Strategic Re-weighting Toward Industrial Capacity – Military power increasingly depends on the ability to produce and maintain autonomous forces, shifting global influence toward nations with advanced manufacturing and critical resource control.

Erosion of International Law Norms – Existing laws of armed conflict are poorly suited to regulating autonomous warfare, leading to greater ambiguity in proportionality, combatant status, and civilian protection.

Proliferation and Insurgent Adaptation – Non-state actors acquire stolen or black-market autonomous units, adapting them for asymmetric attacks and terrorism.

Shifts in Alliance Dynamics – Alliances redefine military contributions in terms of robotic units rather than troop numbers, creating new coalitions and potential trust issues over proprietary technologies.

Consequences That Could Decrease the Likelihood of Warfare

Strategic Deterrence Through Overmatch – If major powers field highly capable robotic forces, the prohibitive cost of invasion may deter open conflict, much like nuclear deterrence in the Cold War.

Economic Interdependence of Robotics Supply Chains – The globalized nature of robotic systems manufacturing creates mutual dependency; war would disrupt both sides’ capabilities, discouraging escalation.

Deterrence via Escalation Risk – Autonomous systems with persistent surveillance remove plausible deniability for border violations, deterring provocations. Danger of uncontrolled escalation raises risks of armed confrontation.

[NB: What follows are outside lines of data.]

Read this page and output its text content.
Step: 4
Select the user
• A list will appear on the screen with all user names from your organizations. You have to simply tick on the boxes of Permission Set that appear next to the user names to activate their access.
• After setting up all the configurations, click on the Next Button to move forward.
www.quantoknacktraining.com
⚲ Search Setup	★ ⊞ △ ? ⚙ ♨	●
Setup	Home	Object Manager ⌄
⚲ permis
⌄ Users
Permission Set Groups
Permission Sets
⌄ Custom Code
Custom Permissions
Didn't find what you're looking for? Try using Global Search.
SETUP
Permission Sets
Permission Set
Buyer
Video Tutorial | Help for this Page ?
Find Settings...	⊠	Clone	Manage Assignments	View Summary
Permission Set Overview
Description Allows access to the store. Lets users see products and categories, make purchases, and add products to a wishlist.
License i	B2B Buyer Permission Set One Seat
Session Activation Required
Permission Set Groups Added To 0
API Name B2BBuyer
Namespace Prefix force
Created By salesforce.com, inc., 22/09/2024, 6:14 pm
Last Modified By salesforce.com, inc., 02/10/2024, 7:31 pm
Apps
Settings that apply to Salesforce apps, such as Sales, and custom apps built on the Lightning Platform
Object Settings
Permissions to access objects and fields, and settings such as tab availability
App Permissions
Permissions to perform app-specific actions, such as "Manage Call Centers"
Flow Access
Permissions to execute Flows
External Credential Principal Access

Shift to Non-Kinetic Competition – The dominance of robotic forces reduces the strategic payoff of kinetic war, shifting competition toward cyber, electronic, and economic domains.

Conclusion

The displacement of human infantry by robotic combatants is not a distant hypothetical—it is an emerging military reality shaped by predictable technological and economic trends. The consequences will vary widely depending on how states integrate these systems into doctrine, how military alliances adapt, and how international law evolves to address robotic systems in warfare. While the transformation carries significant geopolitical risks, it also presents possibilities that could stabilize relations among states. In any event, the future fate of human foot soldiers will be what was described in a farewell speech by General MacArthur: they will just fade away.